Carbon dioxide laser cutting beams are frequently used throughout manufacturing to provide precision cut sheets of material. Laser cutters are extremely well suited to intricate details, irregular contours, and tight dimensional tolerances. Laser cutters are capable of providing cuts to an accuracy of +/- 0.004”.
Despite these benefits, laser cutting does come with a few restrictions. Lasers are typically applied perpendicular to the cutting surface in order to achieve maximum radiative power applied to the material. Materials which are excessively thick (typically greater than 3/8”) will tend to diffract the beam and cause coherency problems. Additionally, molten metal pools will scatter the beam further resulting in poor cutting performance. Further problems may be caused by reflection of the beam either from loss of cutting power or damage to the laser optics.

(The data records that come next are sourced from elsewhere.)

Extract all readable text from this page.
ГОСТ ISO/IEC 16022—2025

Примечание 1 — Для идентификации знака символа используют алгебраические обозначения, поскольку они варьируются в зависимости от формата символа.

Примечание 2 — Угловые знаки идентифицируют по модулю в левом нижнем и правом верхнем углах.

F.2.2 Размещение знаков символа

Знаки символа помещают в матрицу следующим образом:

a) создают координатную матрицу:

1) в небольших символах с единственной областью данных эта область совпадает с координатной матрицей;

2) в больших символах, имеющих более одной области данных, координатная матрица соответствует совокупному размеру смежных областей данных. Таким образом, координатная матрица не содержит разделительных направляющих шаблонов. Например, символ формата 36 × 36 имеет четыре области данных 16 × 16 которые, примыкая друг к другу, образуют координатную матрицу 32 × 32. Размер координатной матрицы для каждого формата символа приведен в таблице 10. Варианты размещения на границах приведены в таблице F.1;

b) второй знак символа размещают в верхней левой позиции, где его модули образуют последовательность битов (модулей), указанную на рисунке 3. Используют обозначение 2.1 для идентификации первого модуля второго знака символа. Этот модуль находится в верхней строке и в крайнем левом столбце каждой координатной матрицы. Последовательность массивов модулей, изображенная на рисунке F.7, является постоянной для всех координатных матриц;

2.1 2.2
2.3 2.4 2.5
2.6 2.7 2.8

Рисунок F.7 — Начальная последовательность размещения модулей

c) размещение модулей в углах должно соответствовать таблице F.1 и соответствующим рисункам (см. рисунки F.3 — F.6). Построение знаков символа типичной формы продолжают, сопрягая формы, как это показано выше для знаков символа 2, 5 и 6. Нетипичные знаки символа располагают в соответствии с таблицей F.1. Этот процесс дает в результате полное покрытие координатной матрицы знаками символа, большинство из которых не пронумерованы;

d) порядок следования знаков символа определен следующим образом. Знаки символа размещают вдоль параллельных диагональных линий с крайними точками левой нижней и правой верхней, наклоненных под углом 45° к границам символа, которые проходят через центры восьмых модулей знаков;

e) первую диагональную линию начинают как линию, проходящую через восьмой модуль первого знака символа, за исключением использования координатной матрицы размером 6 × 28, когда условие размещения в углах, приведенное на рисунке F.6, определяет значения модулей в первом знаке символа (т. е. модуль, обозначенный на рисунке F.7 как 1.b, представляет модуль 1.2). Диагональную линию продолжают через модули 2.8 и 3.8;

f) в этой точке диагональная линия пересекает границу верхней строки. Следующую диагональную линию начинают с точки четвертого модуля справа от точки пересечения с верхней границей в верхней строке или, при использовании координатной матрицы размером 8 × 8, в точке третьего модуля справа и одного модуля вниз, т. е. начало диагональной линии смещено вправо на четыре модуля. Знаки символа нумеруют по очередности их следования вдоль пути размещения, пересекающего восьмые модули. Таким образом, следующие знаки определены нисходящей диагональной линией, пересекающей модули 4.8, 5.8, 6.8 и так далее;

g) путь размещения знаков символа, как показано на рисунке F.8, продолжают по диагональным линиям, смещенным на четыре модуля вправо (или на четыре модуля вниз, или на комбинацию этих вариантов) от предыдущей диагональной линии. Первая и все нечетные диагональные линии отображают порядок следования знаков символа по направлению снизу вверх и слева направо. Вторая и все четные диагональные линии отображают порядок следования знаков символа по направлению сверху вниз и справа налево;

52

Beam reflection results from two sources: reflective surfaces or molten metal pools. Some particularly reflective metals such as copper or silver are poor choices for use of laser cutting. Aluminum, a less reflective metal, may be used if anti-reflective coatings are utilized. Aluminum alloys may reduce the risk of reflection. Alternatively, special laser cutting systems certified for aluminum cutting may be used. These special laser cutters have reflection sensing systems which safely shut down the cutter in the event of beam reflection back into the laser optics system. Engineers must take special care to ensure that the design accounts for these risks to be mitigated.
A final concern is material flammability. As lasers make use of thermal energy to cut precision edges, that thermal energy must only be directed onto surfaces that have a high ignition set point. Engineers must ensure that they are utilizing laser CNC machines only on materials which are not at risk of combustion from the cutting process.